Terroir is Rob’s next project. As predicted, he’s getting super geeky about it. Like most makers, he already lists the cacao’s country of origin and the year it was made into chocolate on his label. But now he’s comparing not only different countries but also different harvests. “I’ve got chocolate that is made with beans from one harvest year versus the second harvest year,” he told me recently. “I am going to be doing a compare and contrast with chocolate made exactly the same but with beans from two different harvest seasons.” So if it rained more one season than the next, for example, you’ll be able to taste the difference in your chocolate bar. As far as I know, no one has done an experiment quite like this before.
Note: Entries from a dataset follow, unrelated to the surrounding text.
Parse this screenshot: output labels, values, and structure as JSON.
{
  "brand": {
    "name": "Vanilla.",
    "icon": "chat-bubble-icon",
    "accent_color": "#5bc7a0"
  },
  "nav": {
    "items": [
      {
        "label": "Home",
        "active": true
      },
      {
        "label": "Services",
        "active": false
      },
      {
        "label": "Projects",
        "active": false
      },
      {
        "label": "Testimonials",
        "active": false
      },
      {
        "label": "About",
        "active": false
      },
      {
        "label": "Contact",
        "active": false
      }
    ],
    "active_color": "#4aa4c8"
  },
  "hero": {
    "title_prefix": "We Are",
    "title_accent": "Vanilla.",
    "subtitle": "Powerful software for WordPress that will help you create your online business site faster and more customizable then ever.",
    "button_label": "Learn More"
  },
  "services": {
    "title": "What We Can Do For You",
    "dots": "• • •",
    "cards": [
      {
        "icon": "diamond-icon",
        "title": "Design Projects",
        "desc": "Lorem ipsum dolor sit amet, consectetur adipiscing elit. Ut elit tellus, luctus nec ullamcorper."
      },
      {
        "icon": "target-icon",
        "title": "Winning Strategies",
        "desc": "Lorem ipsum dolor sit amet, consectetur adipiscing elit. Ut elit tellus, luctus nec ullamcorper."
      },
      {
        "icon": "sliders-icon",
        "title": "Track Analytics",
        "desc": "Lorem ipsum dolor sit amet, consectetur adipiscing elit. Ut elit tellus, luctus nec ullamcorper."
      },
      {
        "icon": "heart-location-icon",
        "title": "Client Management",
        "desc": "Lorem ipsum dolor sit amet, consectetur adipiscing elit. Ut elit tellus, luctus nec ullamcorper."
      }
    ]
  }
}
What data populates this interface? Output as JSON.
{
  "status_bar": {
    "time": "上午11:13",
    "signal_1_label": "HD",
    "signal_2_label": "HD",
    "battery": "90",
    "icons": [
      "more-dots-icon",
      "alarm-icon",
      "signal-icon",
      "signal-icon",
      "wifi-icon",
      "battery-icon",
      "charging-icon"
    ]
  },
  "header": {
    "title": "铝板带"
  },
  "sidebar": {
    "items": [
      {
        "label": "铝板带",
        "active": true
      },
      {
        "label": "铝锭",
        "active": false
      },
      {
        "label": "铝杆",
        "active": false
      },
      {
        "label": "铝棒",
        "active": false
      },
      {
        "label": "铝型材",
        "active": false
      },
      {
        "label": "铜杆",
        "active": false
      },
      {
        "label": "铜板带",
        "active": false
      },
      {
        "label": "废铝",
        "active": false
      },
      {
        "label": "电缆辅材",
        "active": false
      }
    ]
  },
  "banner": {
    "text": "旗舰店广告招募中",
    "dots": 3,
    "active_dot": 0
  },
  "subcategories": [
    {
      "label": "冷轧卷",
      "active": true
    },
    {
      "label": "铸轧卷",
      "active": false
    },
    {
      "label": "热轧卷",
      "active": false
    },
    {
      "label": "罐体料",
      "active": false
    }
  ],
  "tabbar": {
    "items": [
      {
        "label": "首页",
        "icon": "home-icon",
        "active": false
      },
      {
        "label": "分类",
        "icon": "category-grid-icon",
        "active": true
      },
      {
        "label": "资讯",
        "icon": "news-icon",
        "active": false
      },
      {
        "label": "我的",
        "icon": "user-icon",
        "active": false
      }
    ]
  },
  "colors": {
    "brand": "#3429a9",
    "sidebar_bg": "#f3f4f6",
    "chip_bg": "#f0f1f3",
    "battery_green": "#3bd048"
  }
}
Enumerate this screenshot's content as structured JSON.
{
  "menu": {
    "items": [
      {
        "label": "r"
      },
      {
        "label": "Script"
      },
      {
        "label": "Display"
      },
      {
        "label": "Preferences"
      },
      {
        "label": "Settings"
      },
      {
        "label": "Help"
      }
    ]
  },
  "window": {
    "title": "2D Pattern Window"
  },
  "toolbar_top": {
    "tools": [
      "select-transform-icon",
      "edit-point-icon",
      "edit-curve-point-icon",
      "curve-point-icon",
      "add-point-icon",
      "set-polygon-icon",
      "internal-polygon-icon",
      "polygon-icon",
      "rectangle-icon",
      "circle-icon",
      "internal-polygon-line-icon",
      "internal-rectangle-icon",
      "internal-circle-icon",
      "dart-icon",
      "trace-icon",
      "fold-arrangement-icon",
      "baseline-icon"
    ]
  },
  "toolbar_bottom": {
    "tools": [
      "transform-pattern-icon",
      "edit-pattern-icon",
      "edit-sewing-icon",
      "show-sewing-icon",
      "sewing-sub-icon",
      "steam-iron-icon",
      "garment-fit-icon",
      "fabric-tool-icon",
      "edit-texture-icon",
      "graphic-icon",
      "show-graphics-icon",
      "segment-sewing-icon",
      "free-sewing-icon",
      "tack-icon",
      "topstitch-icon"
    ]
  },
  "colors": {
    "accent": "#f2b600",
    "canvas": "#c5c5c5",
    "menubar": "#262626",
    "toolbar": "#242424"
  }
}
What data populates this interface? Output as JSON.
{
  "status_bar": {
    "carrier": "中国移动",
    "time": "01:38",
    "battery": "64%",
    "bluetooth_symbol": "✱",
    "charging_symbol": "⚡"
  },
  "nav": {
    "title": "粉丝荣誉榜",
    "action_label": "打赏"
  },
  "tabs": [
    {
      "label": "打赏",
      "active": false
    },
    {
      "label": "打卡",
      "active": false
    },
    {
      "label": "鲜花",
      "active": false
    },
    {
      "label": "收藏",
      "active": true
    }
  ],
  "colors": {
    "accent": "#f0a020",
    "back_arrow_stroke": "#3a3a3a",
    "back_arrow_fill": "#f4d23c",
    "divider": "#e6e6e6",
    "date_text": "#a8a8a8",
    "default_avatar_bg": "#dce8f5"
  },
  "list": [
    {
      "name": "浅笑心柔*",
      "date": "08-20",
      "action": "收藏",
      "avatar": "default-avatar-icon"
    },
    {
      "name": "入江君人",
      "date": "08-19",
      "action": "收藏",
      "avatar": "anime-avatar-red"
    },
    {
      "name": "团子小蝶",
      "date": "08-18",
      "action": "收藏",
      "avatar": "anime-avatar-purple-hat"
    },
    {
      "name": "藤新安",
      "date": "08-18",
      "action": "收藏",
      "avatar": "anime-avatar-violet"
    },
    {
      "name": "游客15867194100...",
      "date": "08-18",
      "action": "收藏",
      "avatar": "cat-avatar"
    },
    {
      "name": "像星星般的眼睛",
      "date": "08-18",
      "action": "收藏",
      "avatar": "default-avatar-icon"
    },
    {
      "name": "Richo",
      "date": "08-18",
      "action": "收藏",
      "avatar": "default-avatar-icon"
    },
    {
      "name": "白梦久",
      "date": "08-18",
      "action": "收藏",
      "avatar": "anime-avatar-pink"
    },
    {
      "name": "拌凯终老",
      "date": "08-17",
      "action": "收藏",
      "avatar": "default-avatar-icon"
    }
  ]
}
Here’s another reason Rob is different than the other makers I’ve profiled on Chocolate Noise: He has a day job, as a senior director of emerging technologies at an industrial electronics manufacturing company. That means he doesn’t feel the kind of pressure that other makers feel. “Fresco is an outlet for rest,” he said. “It’s something I super just enjoy doing. It’s a hobby that pays for itself.

“I don’t do the typical executive sort of things like play golf and hang out at the country club,” he continued. “I come home to make chocolate.”